Robert Van Gulik and Judge Dee mysteries

The Chinese Bell Murders and The Chinese Gold Murders by Robert Van Gulik.  There was a short thread recently on the Crime Thru Time yahoo group that discussed historical mysteries set in the Orient.  Laura Joh Rowland and Ingrid (I.J.) Parker both write about Japan and I’ll have the great pleasure to be reading their most recent titles in the next couple weeks.  But I believe the original author to venture into this setting was the Dutch diplomat, Robert Van Gulik.  His first book, The Celebrated Cases of Judge Dee (sometimes known as The Famous Cases of Judge Dee), is actually a translation of a real Chinese detective story written in the 1700s.  He followed this up by writing a series of fifteen mysteries of his own in the Chinese detective novel style, all featuring the famous character of Dee, a real person, Ti Jen-chieh, who lived from 630 to 700 A.D.

Each volume introduces three, sometimes interwoven, crimes that Dee, acting as investigator and magistrate, has to solve.  As magistrate, Dee is the highest imperial official in the community with considerable powers and responsibilities.  He collects taxes, registers births, deaths, and marriages as well as running the tribunal.  Dee’s personality reflects this power as he is quite brusque, often interrupting others and barking out orders.  Van Gulik’s writing style mirrors this personality as well.  Through the use of short sentences and action verbs rather than lengthy descriptions of landscape or the internal thoughts of the characters, he creates edginess to the stories.

The Chinese Bell Murders was the first of the series to appear in the U.S. and the HarperCollins trade paperback edition that I read has an extended postscript, written by the author, which provides information on crime and the courts in China.  The only other one I’ve read so far, and which I preferred, is The Chinese Gold Murders, third in the series.  The action takes place at the beginning of Dee’s career as a magistrate and allows us to see how his relationships with his lieutenants developed.
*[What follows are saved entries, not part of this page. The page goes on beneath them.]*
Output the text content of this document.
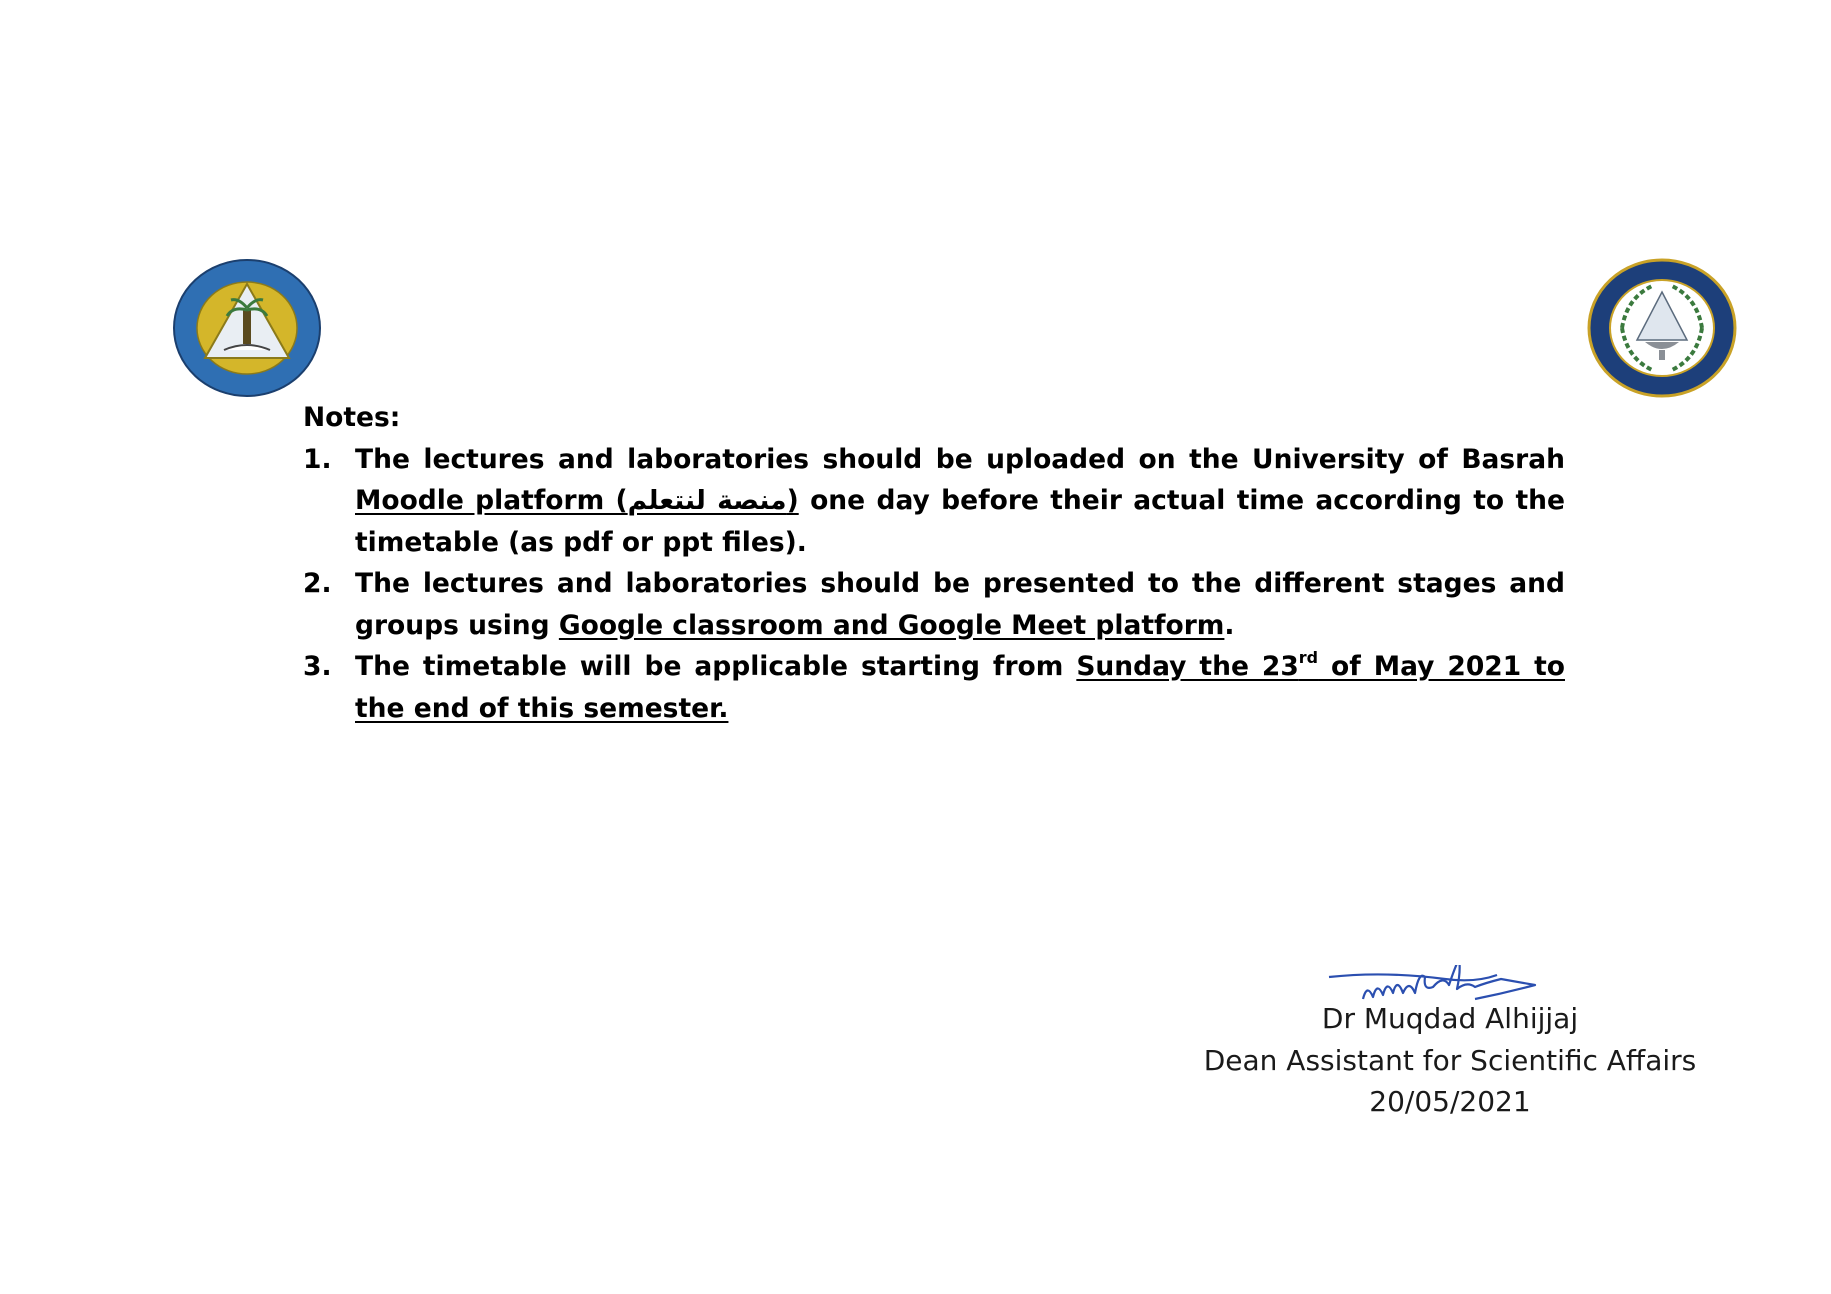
Notes:

1. The lectures and laboratories should be uploaded on the University of Basrah Moodle platform (منصة لنتعلم) one day before their actual time according to the timetable (as pdf or ppt files).
2. The lectures and laboratories should be presented to the different stages and groups using Google classroom and Google Meet platform.
3. The timetable will be applicable starting from Sunday the 23rd of May 2021 to the end of this semester.

Dr Muqdad Alhijjaj

Dean Assistant for Scientific Affairs

20/05/2021
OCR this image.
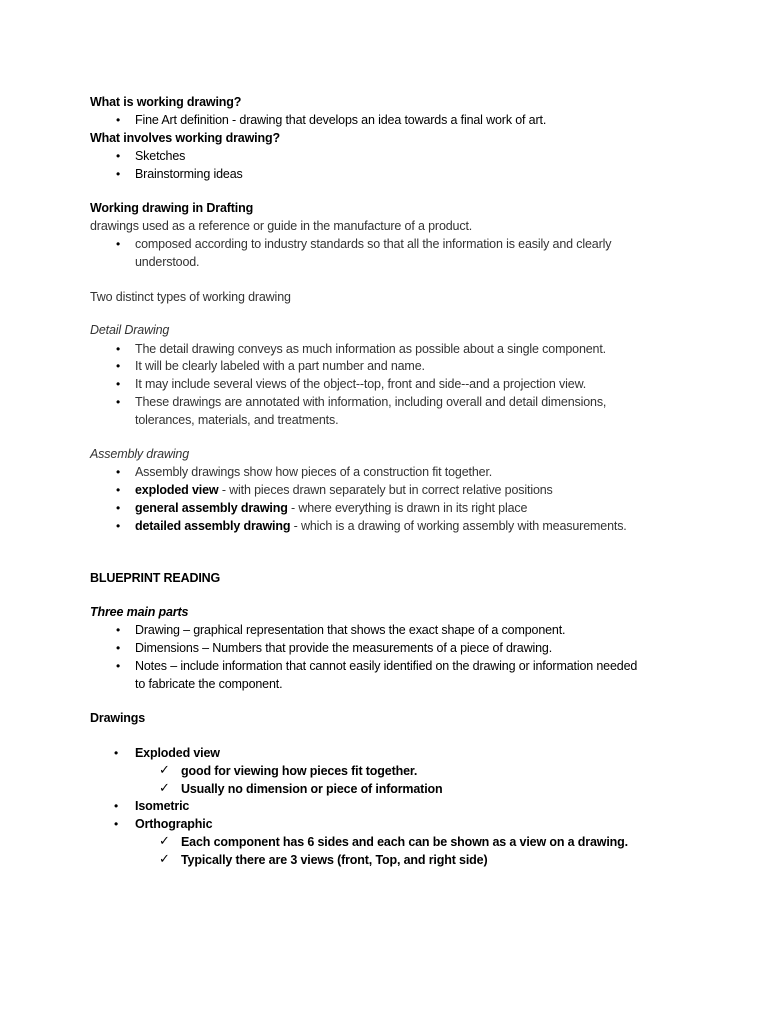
What is working drawing?
• Fine Art definition - drawing that develops an idea towards a final work of art.
What involves working drawing?
• Sketches
• Brainstorming ideas
Working drawing in Drafting
drawings used as a reference or guide in the manufacture of a product.
• composed according to industry standards so that all the information is easily and clearly
understood.
Two distinct types of working drawing
Detail Drawing
• The detail drawing conveys as much information as possible about a single component.
• It will be clearly labeled with a part number and name.
• It may include several views of the object--top, front and side--and a projection view.
• These drawings are annotated with information, including overall and detail dimensions,
tolerances, materials, and treatments.
Assembly drawing
• Assembly drawings show how pieces of a construction fit together.
• exploded view - with pieces drawn separately but in correct relative positions
• general assembly drawing - where everything is drawn in its right place
• detailed assembly drawing - which is a drawing of working assembly with measurements.
BLUEPRINT READING
Three main parts
• Drawing – graphical representation that shows the exact shape of a component.
• Dimensions – Numbers that provide the measurements of a piece of drawing.
• Notes – include information that cannot easily identified on the drawing or information needed
to fabricate the component.
Drawings
• Exploded view
✓ good for viewing how pieces fit together.
✓ Usually no dimension or piece of information
• Isometric
• Orthographic
✓ Each component has 6 sides and each can be shown as a view on a drawing.
✓ Typically there are 3 views (front, Top, and right side)
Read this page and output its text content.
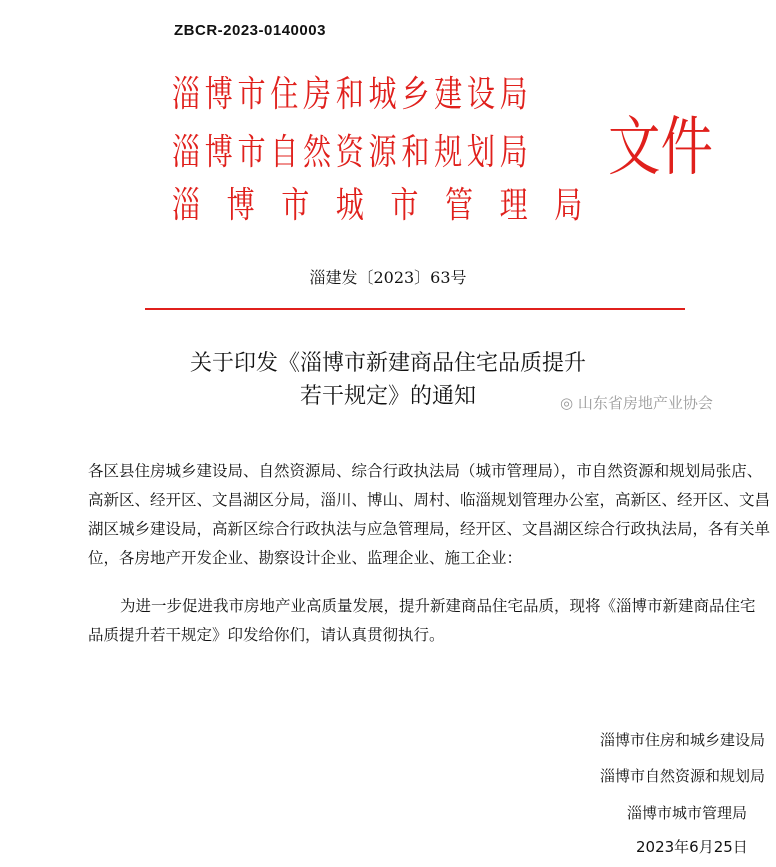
ZBCR-2023-0140003
淄博市住房和城乡建设局
淄博市自然资源和规划局
淄博市城市管理局
文件
淄建发〔2023〕63号
关于印发《淄博市新建商品住宅品质提升
若干规定》的通知	◎ 山东省房地产业协会
各区县住房城乡建设局、自然资源局、综合行政执法局（城市管理局），市自然资源和规划局张店、高新区、经开区、文昌湖区分局，淄川、博山、周村、临淄规划管理办公室，高新区、经开区、文昌湖区城乡建设局，高新区综合行政执法与应急管理局，经开区、文昌湖区综合行政执法局，各有关单位，各房地产开发企业、勘察设计企业、监理企业、施工企业：
为进一步促进我市房地产业高质量发展，提升新建商品住宅品质，现将《淄博市新建商品住宅品质提升若干规定》印发给你们，请认真贯彻执行。
淄博市住房和城乡建设局
淄博市自然资源和规划局
淄博市城市管理局
2023年6月25日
There are a few web pages devoted to Van Gulik and the Judge Dee books with background information and recommendations for which of the novels to read.  I suggest Colin Glassey’s, Kelley Ross’, or Birger Nielsen’s.  Ross notes that “the Judge Dee stories have recently been continued by new authors. Frédéric Lenormand has published Le château du lac Tchou-an and La nuit des juges [both from Fayard publisher, Paris, 2004]. In 2006 we also now have the wonderful Tales of Judge Dee from Zhu Xiao Di [iUniverse, New York, Shanghai].”